In crickets for instance, some individuals emerge quite quickly out of shelter in a lab, while others may not emerge at all, while once out, some crickets run around a lot, while others do very little. I, working with Dr Morgan David, demonstrated these differences are somewhat consistent over the adult lifetime of individuals, and in fact among-individual differences tend to get greater as individuals age. These among-individual differences in activity have consequences in the wild too; working with Adèle James I found that crickets that ran around a box in the lab more also ran around in the wild more the next day. I also found that those that were consistently more active also had shorter lives, suggesting all that activity lead them into trouble. They did however have equal lifetime mating success, suggesting they got more done in their shorter time on earth.
Consistent differences are not just limited to individuals. Working with Jonathan Pruitt, James Lichtenstein, Raul Costa Pereira, and Justin Yegar, I have found that colonies of the social spider Anelosimus eximus in Ecuador have consistently different collective behaviours, these behaviours influence colony survival in different ways at different elevations (see also this related paper lead by Brendan McEwen), and may be passed onto “offspring” colonies after an artificial fision event. Consistent differences are also present in the structures animals make. Longer individuals of the orb-weaver Micrathena vigorsii build consistently wider and less dense webs, and may also be more stuborn in the face of a predation threat.

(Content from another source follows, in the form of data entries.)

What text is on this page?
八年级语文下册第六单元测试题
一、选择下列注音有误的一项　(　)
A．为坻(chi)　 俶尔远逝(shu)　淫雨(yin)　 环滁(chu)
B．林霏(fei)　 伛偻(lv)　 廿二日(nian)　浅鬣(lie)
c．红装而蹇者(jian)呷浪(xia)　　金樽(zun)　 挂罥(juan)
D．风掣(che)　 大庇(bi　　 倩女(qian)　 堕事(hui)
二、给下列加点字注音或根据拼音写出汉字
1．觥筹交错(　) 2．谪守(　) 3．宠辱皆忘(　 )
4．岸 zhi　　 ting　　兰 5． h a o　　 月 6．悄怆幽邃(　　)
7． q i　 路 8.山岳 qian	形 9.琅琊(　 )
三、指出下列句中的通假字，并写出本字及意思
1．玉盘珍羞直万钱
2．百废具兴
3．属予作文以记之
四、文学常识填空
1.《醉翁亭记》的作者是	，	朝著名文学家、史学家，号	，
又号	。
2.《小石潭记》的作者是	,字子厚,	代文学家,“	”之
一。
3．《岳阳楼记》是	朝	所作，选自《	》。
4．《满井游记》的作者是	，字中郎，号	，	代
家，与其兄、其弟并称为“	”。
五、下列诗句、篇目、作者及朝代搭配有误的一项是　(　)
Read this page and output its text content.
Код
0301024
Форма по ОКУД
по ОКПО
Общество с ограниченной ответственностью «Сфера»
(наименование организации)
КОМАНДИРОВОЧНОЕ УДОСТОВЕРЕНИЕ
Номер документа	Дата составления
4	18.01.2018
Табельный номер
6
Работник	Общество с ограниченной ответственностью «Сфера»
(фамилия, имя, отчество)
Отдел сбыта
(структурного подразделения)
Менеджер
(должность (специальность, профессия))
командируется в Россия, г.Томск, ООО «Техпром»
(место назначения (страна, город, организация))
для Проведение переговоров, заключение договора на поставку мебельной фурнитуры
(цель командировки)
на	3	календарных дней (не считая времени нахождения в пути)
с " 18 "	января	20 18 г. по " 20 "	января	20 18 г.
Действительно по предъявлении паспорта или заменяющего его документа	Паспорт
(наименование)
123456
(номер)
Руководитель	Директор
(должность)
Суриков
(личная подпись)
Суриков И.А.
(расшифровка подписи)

Reading and writing about among-individual differences all the time, even among clones raised in identical environments, got me thinking that they should be considered the norm, not an unusual phenomenon requiring explanation. But could there be something that causes among-individual differences to arise out of essentially equivalent beginnings? Working with Joseph Burant, and Matthew Brachmann, I have written a forum piece, discussing how insights from chaos theory, and the study of complex systems, could bring light to this problem.
I’ve also reviewed the insights we could gain for animal populations by adopting some of the ideas from complex systems theory.